Insert chat and the realization of the above numbers with Kathleen here. The phone rings again and I just know it's SF. Kathleen answers. Only she has to keep saying, "Hello? Can I help you?" After the fourth go round of this, she points to the phone and says, "I think he's masturbating." G'ah! I don't need or want to know that. Everytime she goes to hang up the phone though, he has to say something. Then he puts her on hold. So. Weird. After he still refuses to say anything much, she hangs up. We head off to tell Mad Madam H, cuz... ew.
This conversation is mostly rehash of the above, but then they got to the point where Kathleen thought he'd be more interested in guys cuz of the dressing up as a chick, and Mad Madam H says her cousin is gay and he's not into dressing up, so maybe the dressing up/wanting to be is the weird factor. To which I pipe up that, no, based on experience with a friend, I'm saying this guy is just a sick freak. Before we can go round anymore, Mad Madam H's eyes widen and the door alarm jingles and SF is back! Again. Duuuude. Kathleen and I both scurry off. I listen as he comes over to Mad Madam H to ask if he can change. I'm assuming in the bathroom. She says no. He says, "Not even if I buy something?" No again. He leaves.
Pharmacy goddess Virginia comes over and then shares this little tale: Apparently the reason he's so afraid of pharmacy finding out about him isn't because he's just nuts, it's also because he called her one night and tried to convince her he'd just had his first period. For some reason, call her crazy, Virginia then told him it would be best if he didn't call anymore. *snort* Seems he's now on the "if he calls, hang up" and I think also on the "if he shows up, call the manager" list. Score!
The best thing to come of his 4 calls and 3 visits? Now I'm not the only one super creeped out by him, so now I feel infinitely better about it. :D
What. A. Freak.
Stayed at work an hour after I got off, shopping. Joy. Spent too much, but I think it comes out of Mom's side too, so yay for not going too nuts. Bought a spiffy tea light candle tree thing. Tis gorgeous. After December 5th or so, I'll share pictures of it. Possibly sooner, though not set up as a decoration or anything, as we don't really decorate until after my grandfather's birthday.... even though he's been dead for nearly ten years. Whoa.
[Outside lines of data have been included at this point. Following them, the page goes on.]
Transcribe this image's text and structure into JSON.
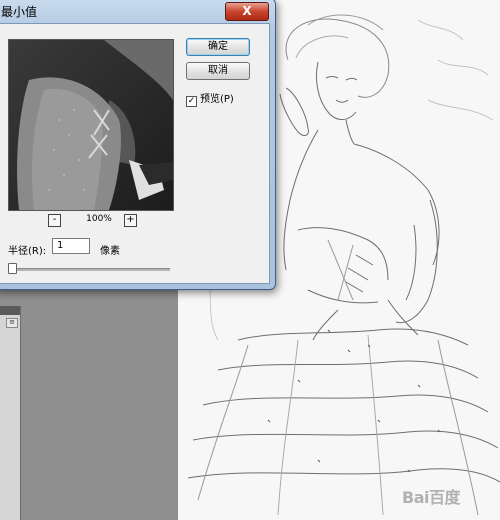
{
  "dialog": {
    "title": "最小值",
    "close_label": "X",
    "ok_label": "确定",
    "cancel_label": "取消",
    "preview_label": "预览(P)",
    "preview_checked": true,
    "zoom_minus": "-",
    "zoom_plus": "+",
    "zoom_value": "100%",
    "radius_label": "半径(R):",
    "radius_value": "1",
    "radius_unit": "像素",
    "radius_slider_fraction": 0.02
  },
  "left_panel": {
    "menu_icon": "panel-menu-icon"
  },
  "watermark": {
    "text": "Bai百度"
  },
  "colors": {
    "dialog_frame": "#b2c9e2",
    "close_button": "#c8452f",
    "workspace": "#8f8f8f",
    "canvas": "#f7f7f7"
  }
}
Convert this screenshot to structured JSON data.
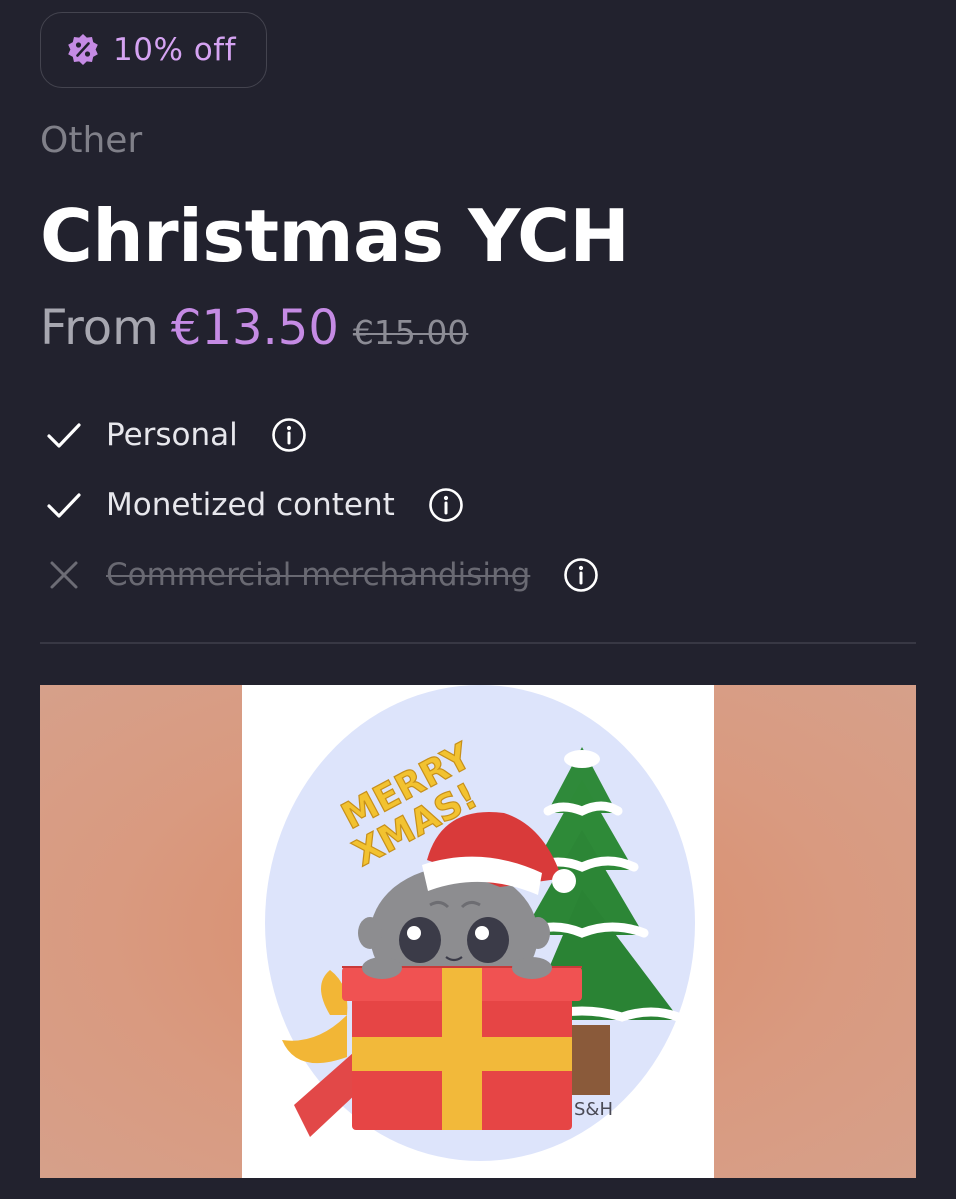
{
  "discount": {
    "label": "10% off",
    "icon": "percent-badge-icon",
    "color": "#c58be4"
  },
  "category": "Other",
  "title": "Christmas YCH",
  "price": {
    "prefix": "From",
    "current": "€13.50",
    "original": "€15.00"
  },
  "licenses": [
    {
      "label": "Personal",
      "included": true,
      "icon": "check-icon"
    },
    {
      "label": "Monetized content",
      "included": true,
      "icon": "check-icon"
    },
    {
      "label": "Commercial merchandising",
      "included": false,
      "icon": "x-icon"
    }
  ],
  "artwork": {
    "greeting_line1": "MERRY",
    "greeting_line2": "XMAS!",
    "signature": "S&H",
    "description": "Chibi character in a Santa hat peeking out of a red gift box next to a snowy Christmas tree"
  },
  "colors": {
    "background": "#22222e",
    "accent": "#c58be4",
    "muted": "#808089"
  }
}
Didn't sleep until after 4 in the afternoon. Which was after having breakfast at IHOP [cinnamon apple pancakes! yummy], going grocery shopping [bought a magazine simply for Eliza Dushku], waking up Thomas [so cute asleep in Sean's bed, next to the boy who was completely covered in his comforter, so I can only assume he was actually there, and I tickled the widget til he woke up and he smiled and it was so. freaking. cute.], playing with the cats [dog, and thomas] and their new cat toy, playing with Princi and Alice [pictures coming later today, yes], calling Ryan and talking for over an hour, and shopping at KMart for crap I don't need. I was a super bitch though and didn't even realize that I was hungry until I ate and was no longer super bitch. Yay!
Didn't watch Charmed. I tried, but each time I rolled my eyes and groaned. So I'll catch the last two episodes I missed sometime this week.
La. I'm off to see how badly the pics I took yesterday came out.
(no subject)
Date: 2004-11-15 12:48 pm (UTC)*giggles* That's the bestest answer.
And I'm thinking that perhaps a whistle would be a good idea. Ditto on the mace. Or at least find the boy's weapony gift [wheeeee, sharp implement of doom!] and bring it to work again.